I have already talked about using pocketsphinx for speech recognition in ROS. In this article I want to talk about using gspeech for speech recognition. gspeech is a ROS package that uses the Google Speech API:
wiki.ros.org/gspeech .
Getting the Google API Key
So, let's begin. First you need a Google API key. To receive it, you first need to have a Google account. Secondly, you need to subscribe to chromium-dev@chromium.org (you need to subscribe
here ).
Now you can get your Google API key. To do this, go to Google developer console:
cloud.google.com/console . Here you need to create a project. After creating the project, you need to activate the Speech API in the APIs section under the APIs & auth item in the left menu. Be careful: this item may not be in the list, as it happened to me. If you do not see the Speech API, then check that you subscribed to chromium-dev and that you are now logged in with the Google account whose email address you used when subscribing to chromium-dev.

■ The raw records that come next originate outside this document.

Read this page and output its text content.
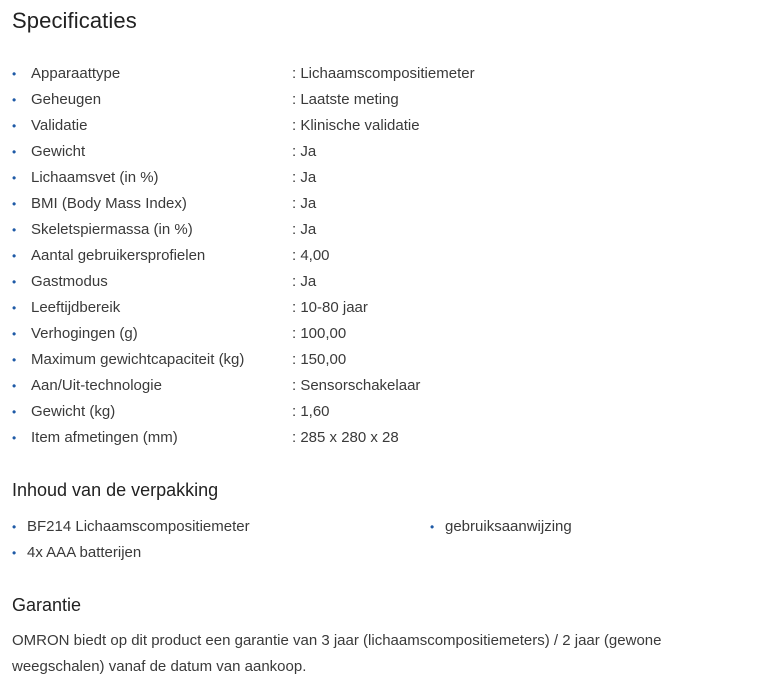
Specificaties
• Apparaattype	: Lichaamscompositiemeter
• Geheugen	: Laatste meting
• Validatie	: Klinische validatie
• Gewicht	: Ja
• Lichaamsvet (in %)	: Ja
• BMI (Body Mass Index)	: Ja
• Skeletspiermassa (in %)	: Ja
• Aantal gebruikersprofielen	: 4,00
• Gastmodus	: Ja
• Leeftijdbereik	: 10-80 jaar
• Verhogingen (g)	: 100,00
• Maximum gewichtcapaciteit (kg)	: 150,00
• Aan/Uit-technologie	: Sensorschakelaar
• Gewicht (kg)	: 1,60
• Item afmetingen (mm)	: 285 x 280 x 28
Inhoud van de verpakking
• BF214 Lichaamscompositiemeter
• 4x AAA batterijen
• gebruiksaanwijzing
Garantie

OMRON biedt op dit product een garantie van 3 jaar (lichaamscompositiemeters) / 2 jaar (gewone weegschalen) vanaf de datum van aankoop.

You can get the Google API key in the Credentials section under the same APIs & auth. Here you need to create a key by clicking on the Create new Key button in the Public API access section.
Gspeech installation
Now it remains to be easy - to install the gspeech package. To do this, clone gspeech from the Github page:
github.com/kusha/gspeech . For gspeech to work, it requires a sox installation:
')
sudo apt-get install sox
You also need to insert your Google API key into the gspeech.py ​​script in the line:
api_key = ""
Running gspeech
Everything is ready and you can start the ROS gspeech node:
rosrun gspeech gspeech.py
Gspeech recognition
In the process of recognition, gspeech publishes the recognized phrases into the theme / speech in String format and the degree of “confidence” of recognition into the theme / confidence in the Int8 format.
The phrase recognition process may take some time, as gspeech makes requests to Google servers. Nevertheless, gspeech has a fairly high recognition accuracy, gspeech recognizes phrases much better than the pocketsphinx package. When testing, gspeech recognized phrases with “confidence” 70-80. In some cases, recognizes with "confidence" to 94.
I wish you good luck in speech recognition with the Google Speech API.